Первые дни, недели или месяцы жизни с Руалудаем она не помнила. Он был аборигеном планеты, членом примитивного племени кочевников Тейи. Эти существа обладали с рождения феноменами телекинеза и чтения мыслей, владели гипнозом, но редко пользовались своими способностями. Их жизнь текла ритмично и ровно, необремененная эмоциями и переживаниями. Эгорегоз даже отказался от них как от объектов экспериментов, поскольку, в клетке они быстро и тихо умирали, так и не давая возможности провести полноценное исследование. Кроме того, тейцы не были интересны в исследованиях из-за слабо развитой эмоциональной сферы, да и интеллекта в целом. Их миграции по планете тоже были не объяснимы. Три месяца они шли навстречу солнцу, останавливаясь каждые две недели для отдыха и молитв, а потом, так же с перерывами в две недели, возвращались. Вся их жизнь была необъяснимо упорядочена, спокойна и однообразна. У племени был свод правил-законов, которым следовал каждый, и никто не нарушал. До остального мира им дела не было.

Переходы они делали с каменными плитами в руках, служившими их ложами, и очень скромным домашним скарбом. Рене тоже положено было нести свое ложе. Послушная приказу, она попыталась его поднять, но это было выше человеческих способностей. Тогда Руалудай нарушил ради нее правило, которому следовали члены племени — он сам понес свое и ее ложе.
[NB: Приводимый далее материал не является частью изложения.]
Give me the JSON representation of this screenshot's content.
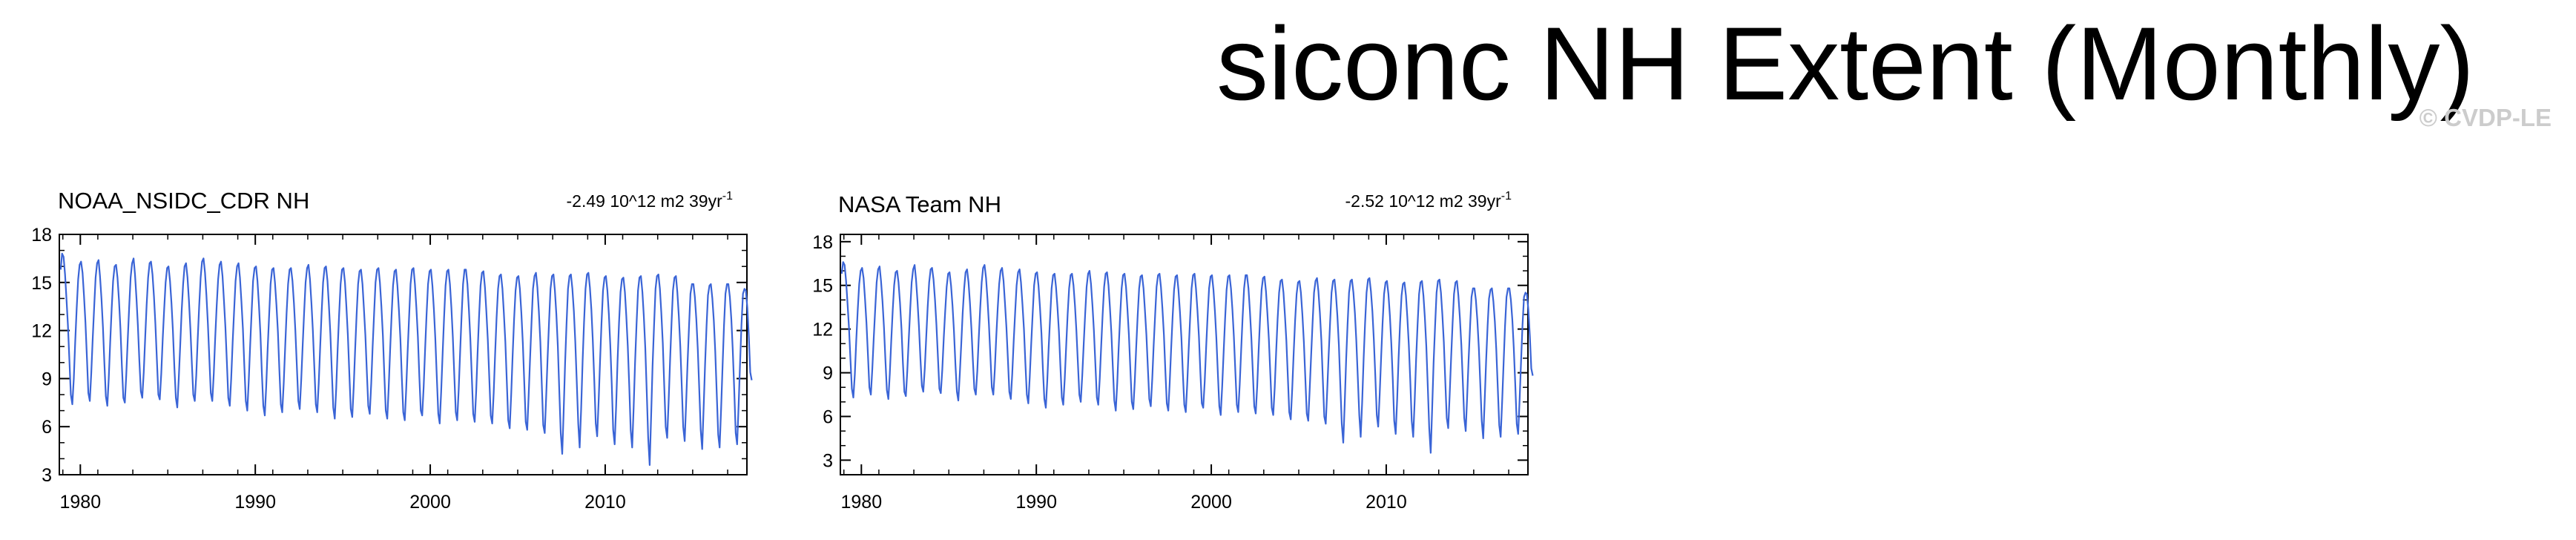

Каждую ночь он сам раскрывал сшитый из кож шатер, который нес с собой, сам добывал еду и воду. День сменяла ночь. Но она не отдавала себе в этом отчет, она жила внутри себя в полной пустоте.

Рене не помнила, когда это случилось. Наверное, когда переход закончился, и племя расположилось на двухнедельную стоянку. Днем мужчины ходили на охоту, женщины сидели в шатрах, а вечером семьи вместе совершали обряд. Она тогда по-прежнему не сознавала себя, да и что сознавать, песок и небо Тейи везде были одни и те же — коричневые. Как-то раз, лежа на своем каменном ложе, она увидела точку нарисованную на коже шатра какой-то особенной краской, она светилась в темноте, как звезда. Позже вокруг точки она увидела круг. Этот знак привлек ее внимание так надолго, что запомнилось. Она смотрела на точку внутри круга часами, ночью и вечером, когда Руалудай совершал обряд. И первая ее мысль, была о том, что это и есть суть… совершенство… жизнь… это и есть ответ на ее вопрос, на ее боль. Это была немного странная и даже примитивная мысль, но ей казалось, что она бесконечно глубока в своей непостижимости. И она смотрела на эту точку в круге много ночей и дней, смотрела все свободное время… Она и во сне ее видела: какой бы черной не была бездонная пустота ее окружавшая, она всегда могла отыскать свою точку, снова и снова вглядывалась в холодное пространство и находила — и вот та уже светилась навстречу, согревая светом, а позже вокруг выступало охраняющее ее кольцо…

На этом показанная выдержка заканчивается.